After having faced her own personal challenges, SA Woman Shine Award finalist Samantha Papavasiliou has turned to advocating for people who identify as neurodivergent.

“I’m overwhelmed. I have never been good at accepting or responding to compliments and nothing I have achieved or worked towards has been aimed at achieving an award,” says the second-generation Greek Australian whose family immigrated from Kastoria, northern Greece to Adelaide in the 1960s.

Now in their fifth year, the SA Woman Awards recognise the achievements of women in business and careers from across South Australia.

L to R: Samantha with her brother Jake, mother Shirley, sister Chloe and father Nick

“Sometimes it’s just about being able to celebrate with the people you care about, all that we have collectively achieved, the opportunities we have had and the challenges we have tackled,” Samantha said.

And although Samantha is not new to challenges due to her ongoing battle with Obsessive Compulsive Disorder (OCD) that stems from germaphobia, she says the last twelve months have been the most demanding yet the most amazing of her life.

“I was dealing with my own health and personal issues, when my family learned that Mum was going through renal failure, followed by the emotional roller coaster waiting for a transplant,” she explains.

“Hearing my dad wake up one day and say ‘I will be the donor,’ showed me what true strength and selflessness really is. We are now post-transplant, and they are both doing incredibly well. My dad, a small business owner, eased back into work and my Mum started a PhD.”

Samantha, who works at the Australian Taxation Office and is a senior research fellow at the James Cook University, says her parents, colleagues and mentors have not only supported her along the way but have encouraged her to use the difficulties as a driver to accomplish things.

“Everyone is different, we have different talents, skills and interests. I was brought up to look beyond the obstacles that always seem to appear and look for the opportunities. There is a great deal of support available, just be brave enough to ask,” she says.
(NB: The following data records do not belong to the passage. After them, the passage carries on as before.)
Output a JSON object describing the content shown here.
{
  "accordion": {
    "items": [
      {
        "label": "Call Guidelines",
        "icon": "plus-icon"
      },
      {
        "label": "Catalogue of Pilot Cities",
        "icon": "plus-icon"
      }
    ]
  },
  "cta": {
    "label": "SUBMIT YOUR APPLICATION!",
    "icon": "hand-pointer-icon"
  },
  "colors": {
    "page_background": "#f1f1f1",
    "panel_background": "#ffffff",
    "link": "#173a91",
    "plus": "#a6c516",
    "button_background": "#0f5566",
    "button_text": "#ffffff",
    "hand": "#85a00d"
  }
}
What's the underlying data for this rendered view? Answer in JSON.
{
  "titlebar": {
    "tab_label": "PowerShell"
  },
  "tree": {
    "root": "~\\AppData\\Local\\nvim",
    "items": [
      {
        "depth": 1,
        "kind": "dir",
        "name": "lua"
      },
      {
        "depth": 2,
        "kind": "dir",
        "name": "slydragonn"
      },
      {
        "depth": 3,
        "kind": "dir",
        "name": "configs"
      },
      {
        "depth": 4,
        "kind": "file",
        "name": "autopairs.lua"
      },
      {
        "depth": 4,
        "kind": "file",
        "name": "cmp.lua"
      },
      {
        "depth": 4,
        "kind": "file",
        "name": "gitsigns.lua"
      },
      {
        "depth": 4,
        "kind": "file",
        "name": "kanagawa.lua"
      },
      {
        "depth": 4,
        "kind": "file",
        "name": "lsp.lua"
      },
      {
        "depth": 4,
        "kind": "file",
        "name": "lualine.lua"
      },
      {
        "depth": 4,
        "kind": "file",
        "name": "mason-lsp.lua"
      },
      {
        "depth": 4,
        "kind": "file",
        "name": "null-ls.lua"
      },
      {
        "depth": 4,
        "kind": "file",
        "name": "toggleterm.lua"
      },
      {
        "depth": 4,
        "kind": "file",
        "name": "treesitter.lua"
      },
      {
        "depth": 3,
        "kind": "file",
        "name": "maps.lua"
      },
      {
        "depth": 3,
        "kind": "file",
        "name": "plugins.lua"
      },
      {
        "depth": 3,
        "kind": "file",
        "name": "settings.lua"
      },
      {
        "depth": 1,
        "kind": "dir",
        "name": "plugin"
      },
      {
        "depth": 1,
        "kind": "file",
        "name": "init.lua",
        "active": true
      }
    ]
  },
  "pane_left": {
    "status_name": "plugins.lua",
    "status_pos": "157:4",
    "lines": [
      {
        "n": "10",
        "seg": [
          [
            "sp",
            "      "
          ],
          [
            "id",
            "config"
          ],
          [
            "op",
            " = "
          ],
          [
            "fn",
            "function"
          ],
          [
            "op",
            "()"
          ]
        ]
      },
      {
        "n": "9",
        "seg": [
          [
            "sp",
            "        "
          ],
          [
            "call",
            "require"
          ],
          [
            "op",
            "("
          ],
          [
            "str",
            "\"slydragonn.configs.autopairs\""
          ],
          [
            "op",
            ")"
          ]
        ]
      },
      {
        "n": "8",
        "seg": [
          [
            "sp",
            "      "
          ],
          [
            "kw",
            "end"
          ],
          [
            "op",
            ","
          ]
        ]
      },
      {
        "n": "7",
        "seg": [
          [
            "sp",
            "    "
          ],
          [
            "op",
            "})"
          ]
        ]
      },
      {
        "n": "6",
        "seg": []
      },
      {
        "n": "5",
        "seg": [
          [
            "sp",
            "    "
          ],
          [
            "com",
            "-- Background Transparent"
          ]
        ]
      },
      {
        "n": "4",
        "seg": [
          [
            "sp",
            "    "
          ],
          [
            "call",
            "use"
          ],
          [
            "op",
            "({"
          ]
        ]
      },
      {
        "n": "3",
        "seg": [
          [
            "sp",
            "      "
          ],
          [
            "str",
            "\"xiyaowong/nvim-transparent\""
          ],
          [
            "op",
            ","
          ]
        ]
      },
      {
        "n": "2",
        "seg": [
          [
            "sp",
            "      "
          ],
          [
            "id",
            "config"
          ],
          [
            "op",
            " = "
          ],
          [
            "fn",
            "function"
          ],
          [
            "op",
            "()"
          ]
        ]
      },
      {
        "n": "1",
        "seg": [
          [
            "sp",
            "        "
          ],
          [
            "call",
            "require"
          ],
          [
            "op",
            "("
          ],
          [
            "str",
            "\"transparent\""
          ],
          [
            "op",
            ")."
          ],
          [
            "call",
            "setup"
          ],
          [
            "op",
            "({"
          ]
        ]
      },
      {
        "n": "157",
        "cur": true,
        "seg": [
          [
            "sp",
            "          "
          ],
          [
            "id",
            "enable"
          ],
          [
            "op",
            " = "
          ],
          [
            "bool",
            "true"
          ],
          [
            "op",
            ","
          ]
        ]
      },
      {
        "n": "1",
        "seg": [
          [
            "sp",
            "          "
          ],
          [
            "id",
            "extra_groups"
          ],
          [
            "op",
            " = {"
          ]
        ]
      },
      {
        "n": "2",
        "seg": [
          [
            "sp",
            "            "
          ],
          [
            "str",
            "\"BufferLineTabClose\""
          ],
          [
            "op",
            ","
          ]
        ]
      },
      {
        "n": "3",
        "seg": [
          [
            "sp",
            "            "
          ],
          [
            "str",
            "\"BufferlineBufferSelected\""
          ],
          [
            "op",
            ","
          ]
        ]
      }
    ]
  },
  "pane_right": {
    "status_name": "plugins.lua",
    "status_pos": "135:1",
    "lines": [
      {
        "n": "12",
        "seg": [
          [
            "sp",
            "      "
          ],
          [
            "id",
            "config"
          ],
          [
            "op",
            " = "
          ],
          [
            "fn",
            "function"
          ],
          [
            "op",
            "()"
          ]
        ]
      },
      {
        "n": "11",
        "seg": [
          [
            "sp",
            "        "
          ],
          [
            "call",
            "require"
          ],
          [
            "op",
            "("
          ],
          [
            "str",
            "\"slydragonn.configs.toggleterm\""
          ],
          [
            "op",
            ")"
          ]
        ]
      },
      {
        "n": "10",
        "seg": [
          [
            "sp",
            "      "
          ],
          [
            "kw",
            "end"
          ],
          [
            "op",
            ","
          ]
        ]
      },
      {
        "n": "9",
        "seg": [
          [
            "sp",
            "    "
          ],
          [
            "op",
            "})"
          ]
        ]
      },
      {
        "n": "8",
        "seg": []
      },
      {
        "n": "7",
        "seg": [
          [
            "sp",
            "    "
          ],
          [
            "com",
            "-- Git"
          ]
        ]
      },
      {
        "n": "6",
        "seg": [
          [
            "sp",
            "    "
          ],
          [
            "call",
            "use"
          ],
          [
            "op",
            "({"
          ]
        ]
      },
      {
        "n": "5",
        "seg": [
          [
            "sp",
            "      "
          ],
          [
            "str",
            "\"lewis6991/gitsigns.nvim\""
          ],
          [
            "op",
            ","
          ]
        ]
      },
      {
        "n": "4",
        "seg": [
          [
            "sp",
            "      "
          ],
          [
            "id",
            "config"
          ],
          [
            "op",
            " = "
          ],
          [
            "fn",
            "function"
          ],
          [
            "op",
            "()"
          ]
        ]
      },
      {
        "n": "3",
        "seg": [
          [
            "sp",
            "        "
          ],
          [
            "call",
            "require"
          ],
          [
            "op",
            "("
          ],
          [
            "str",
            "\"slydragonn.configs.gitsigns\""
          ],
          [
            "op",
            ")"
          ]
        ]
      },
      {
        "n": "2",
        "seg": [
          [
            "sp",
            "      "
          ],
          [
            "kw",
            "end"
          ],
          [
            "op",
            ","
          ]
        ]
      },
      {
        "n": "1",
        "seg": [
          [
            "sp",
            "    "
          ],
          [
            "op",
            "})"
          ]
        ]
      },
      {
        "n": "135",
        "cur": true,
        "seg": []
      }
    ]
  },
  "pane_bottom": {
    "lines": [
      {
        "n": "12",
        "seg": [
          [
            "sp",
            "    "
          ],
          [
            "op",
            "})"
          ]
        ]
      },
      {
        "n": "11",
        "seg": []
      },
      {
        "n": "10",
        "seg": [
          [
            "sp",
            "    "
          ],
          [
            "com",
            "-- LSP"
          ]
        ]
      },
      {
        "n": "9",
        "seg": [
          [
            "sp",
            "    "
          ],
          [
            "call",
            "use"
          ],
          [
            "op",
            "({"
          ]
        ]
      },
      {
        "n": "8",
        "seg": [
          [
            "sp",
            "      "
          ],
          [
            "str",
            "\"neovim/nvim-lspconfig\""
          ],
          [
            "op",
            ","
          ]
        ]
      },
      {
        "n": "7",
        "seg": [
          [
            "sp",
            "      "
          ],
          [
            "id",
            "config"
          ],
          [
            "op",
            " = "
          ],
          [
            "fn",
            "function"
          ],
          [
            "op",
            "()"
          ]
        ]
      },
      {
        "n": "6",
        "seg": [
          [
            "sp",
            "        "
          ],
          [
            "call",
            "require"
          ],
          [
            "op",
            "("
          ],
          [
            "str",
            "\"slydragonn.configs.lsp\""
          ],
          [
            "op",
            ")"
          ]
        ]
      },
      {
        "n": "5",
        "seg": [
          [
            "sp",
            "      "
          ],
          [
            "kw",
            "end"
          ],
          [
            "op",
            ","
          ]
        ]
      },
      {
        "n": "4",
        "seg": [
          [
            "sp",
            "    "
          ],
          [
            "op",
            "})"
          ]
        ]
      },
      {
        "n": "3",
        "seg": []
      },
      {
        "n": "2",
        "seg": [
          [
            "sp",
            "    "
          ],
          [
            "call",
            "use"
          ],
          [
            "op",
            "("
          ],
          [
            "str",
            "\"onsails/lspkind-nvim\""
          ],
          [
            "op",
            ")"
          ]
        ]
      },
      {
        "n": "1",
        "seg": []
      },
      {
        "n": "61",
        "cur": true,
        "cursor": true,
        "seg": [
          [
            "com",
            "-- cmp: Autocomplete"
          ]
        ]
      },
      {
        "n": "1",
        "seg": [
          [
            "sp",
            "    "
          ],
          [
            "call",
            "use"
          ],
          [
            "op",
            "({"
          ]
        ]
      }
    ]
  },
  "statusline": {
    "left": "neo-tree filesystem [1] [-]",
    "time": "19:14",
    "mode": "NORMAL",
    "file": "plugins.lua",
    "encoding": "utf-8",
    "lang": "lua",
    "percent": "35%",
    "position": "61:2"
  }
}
Samantha (third from L) with extended family in Kastoria, northern Greece

Looking past her own struggles and wanting to give back to the community Samantha working as an advocate for people who identify as neurodivergent or atypical and is a great supporter of Women in STEM. 

“As a woman in STEM, I see how interesting and challenging the work is, but also the opportunities it provides. The sector needs more females to provide balance in the input and the range of inventions in the different fields through the opinions, views, skills and experience women offer,” she says.

“Having gender diversity in STEM, will increase the breadth and depth of innovations and breakthroughs as it will provide opportunities to view problems differently.”